Astragalus panamintensis
- Conservation status: Vulnerable (NatureServe)

Scientific classification
- Kingdom: Plantae
- Clade: Tracheophytes
- Clade: Angiosperms
- Clade: Eudicots
- Clade: Rosids
- Order: Fabales
- Family: Fabaceae
- Subfamily: Faboideae
- Genus: Astragalus
- Species: A. panamintensis
- Binomial name: Astragalus panamintensis E.Sheld.
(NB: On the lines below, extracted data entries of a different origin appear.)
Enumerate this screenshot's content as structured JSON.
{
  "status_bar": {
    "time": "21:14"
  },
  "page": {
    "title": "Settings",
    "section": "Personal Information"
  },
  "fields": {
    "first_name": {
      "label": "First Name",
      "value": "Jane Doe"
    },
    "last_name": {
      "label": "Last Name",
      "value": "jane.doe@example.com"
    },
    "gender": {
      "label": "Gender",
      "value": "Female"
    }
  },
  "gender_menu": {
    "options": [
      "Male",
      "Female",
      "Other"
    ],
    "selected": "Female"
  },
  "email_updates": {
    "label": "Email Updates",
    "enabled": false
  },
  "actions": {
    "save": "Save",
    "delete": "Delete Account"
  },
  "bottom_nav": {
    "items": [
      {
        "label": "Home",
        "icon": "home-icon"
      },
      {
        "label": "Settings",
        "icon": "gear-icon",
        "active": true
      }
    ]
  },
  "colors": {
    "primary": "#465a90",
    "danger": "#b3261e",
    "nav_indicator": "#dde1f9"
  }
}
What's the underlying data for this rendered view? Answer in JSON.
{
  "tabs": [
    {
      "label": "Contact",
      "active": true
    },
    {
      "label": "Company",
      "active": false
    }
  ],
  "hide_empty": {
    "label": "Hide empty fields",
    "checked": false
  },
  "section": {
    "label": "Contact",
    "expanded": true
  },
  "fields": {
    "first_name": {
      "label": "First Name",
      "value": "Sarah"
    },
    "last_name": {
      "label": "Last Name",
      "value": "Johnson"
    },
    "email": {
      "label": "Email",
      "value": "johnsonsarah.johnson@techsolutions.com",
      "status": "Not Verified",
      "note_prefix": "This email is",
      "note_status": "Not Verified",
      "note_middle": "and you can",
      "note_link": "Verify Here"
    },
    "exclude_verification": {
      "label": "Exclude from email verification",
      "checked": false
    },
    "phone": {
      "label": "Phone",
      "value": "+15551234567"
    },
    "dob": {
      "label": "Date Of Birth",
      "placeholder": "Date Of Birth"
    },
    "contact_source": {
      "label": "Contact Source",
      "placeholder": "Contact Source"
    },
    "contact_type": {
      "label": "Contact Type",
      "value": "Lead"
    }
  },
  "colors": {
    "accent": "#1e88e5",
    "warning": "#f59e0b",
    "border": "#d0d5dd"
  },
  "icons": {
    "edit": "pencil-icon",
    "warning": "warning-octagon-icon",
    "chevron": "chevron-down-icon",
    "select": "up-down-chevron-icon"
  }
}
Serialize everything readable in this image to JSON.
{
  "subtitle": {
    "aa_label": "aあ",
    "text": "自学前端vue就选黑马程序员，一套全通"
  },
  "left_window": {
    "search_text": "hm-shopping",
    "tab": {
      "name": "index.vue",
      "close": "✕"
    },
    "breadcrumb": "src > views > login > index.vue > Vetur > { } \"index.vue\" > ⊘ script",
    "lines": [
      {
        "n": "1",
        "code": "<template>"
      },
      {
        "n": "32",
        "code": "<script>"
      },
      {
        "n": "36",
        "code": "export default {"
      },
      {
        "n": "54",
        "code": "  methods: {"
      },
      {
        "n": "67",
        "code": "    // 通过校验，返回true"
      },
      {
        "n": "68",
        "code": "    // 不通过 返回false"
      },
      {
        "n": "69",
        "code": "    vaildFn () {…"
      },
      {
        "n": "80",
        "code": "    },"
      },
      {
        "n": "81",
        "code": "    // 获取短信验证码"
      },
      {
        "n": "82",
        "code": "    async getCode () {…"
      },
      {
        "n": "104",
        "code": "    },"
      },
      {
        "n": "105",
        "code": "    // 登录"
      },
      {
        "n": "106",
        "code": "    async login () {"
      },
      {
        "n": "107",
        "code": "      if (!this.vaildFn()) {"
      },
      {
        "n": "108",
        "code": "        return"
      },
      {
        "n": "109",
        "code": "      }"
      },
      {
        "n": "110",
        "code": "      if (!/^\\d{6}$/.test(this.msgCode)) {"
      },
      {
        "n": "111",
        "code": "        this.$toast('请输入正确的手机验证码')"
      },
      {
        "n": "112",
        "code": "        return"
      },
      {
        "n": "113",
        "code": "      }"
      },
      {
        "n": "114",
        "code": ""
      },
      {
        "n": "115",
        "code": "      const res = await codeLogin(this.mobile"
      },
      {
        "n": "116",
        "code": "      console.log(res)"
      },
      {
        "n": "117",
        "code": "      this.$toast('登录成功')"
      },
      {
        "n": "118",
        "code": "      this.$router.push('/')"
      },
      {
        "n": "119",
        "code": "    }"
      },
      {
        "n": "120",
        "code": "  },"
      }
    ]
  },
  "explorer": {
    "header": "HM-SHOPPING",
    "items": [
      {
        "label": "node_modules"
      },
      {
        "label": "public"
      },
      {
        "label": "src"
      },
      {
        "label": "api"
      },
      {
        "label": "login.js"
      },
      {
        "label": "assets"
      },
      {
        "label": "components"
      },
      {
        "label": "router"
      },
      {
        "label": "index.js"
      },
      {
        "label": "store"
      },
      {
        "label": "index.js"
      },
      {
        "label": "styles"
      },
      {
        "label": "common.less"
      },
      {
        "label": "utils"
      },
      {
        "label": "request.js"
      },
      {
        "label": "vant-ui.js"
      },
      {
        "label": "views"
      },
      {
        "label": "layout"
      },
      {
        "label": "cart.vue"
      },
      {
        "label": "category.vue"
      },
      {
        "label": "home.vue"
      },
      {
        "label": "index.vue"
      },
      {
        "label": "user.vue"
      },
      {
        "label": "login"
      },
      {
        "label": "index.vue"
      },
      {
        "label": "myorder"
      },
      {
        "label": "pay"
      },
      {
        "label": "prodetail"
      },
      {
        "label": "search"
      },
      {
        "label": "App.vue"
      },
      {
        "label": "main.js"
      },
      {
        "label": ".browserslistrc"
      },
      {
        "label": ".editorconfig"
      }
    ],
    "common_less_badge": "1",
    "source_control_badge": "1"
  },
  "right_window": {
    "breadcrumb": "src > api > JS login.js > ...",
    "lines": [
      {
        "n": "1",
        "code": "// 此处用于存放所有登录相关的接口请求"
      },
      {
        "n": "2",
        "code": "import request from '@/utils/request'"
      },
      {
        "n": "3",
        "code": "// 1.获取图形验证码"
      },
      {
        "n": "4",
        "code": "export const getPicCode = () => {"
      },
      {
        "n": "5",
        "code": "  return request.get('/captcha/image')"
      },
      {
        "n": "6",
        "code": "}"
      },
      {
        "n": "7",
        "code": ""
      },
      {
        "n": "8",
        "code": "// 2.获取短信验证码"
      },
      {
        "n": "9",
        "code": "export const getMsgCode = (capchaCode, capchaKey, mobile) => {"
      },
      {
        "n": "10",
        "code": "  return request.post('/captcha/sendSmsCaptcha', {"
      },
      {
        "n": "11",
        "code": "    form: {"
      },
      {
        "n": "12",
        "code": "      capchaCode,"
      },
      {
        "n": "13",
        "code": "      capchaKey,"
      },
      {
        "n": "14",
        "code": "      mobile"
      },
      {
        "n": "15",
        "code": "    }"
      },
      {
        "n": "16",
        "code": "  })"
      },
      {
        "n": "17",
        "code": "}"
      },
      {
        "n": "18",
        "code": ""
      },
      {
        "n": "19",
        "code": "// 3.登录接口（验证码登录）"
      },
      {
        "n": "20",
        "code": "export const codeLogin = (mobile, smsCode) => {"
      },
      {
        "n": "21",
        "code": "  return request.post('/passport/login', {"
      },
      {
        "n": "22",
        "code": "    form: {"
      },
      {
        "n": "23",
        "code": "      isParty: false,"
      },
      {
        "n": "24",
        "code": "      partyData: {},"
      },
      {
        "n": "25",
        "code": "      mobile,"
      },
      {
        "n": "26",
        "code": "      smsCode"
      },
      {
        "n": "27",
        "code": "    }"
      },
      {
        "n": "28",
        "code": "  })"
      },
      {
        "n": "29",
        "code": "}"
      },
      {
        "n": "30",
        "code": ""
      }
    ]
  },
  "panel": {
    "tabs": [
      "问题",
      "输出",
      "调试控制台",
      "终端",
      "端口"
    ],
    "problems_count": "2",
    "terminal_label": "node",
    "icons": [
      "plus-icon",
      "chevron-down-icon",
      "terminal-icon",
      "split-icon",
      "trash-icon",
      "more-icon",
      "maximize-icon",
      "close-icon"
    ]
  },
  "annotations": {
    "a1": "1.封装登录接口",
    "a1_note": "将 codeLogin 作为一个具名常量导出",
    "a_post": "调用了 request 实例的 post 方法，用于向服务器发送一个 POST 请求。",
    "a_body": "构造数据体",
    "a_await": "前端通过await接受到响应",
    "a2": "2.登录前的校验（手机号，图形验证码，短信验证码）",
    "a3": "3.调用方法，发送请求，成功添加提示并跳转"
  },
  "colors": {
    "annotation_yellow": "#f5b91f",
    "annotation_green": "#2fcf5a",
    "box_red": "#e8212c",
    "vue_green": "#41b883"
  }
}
= Astragalus panamintensis =

- Authority: E.Sheld.
- Conservation status: G3

Species of legume

Astragalus panamintensis is a species of milkvetch known by the common name Panamint milkvetch.

==Distribution==
It is endemic to Inyo County, California, where it is native to the Panamint Range. It grows from cracks in the limestone cliffs of the desert mountains.

==Description==
Astragalus panamintensis is a small, brambly perennial herb having wiry, tangled, silvery green stems up to 15 cm long. The leaves are up to 12 cm long and are made up of a thin central shaft bearing a few widely spaced, pointed linear leaflets.

The inflorescence holds one to four pinkish-purple flowers, each around a centimeter long. The fruit is a roughly hairy legume pod which is somewhat triangular in cross-section and dries to a papery texture. It may be nearly 2 cm long.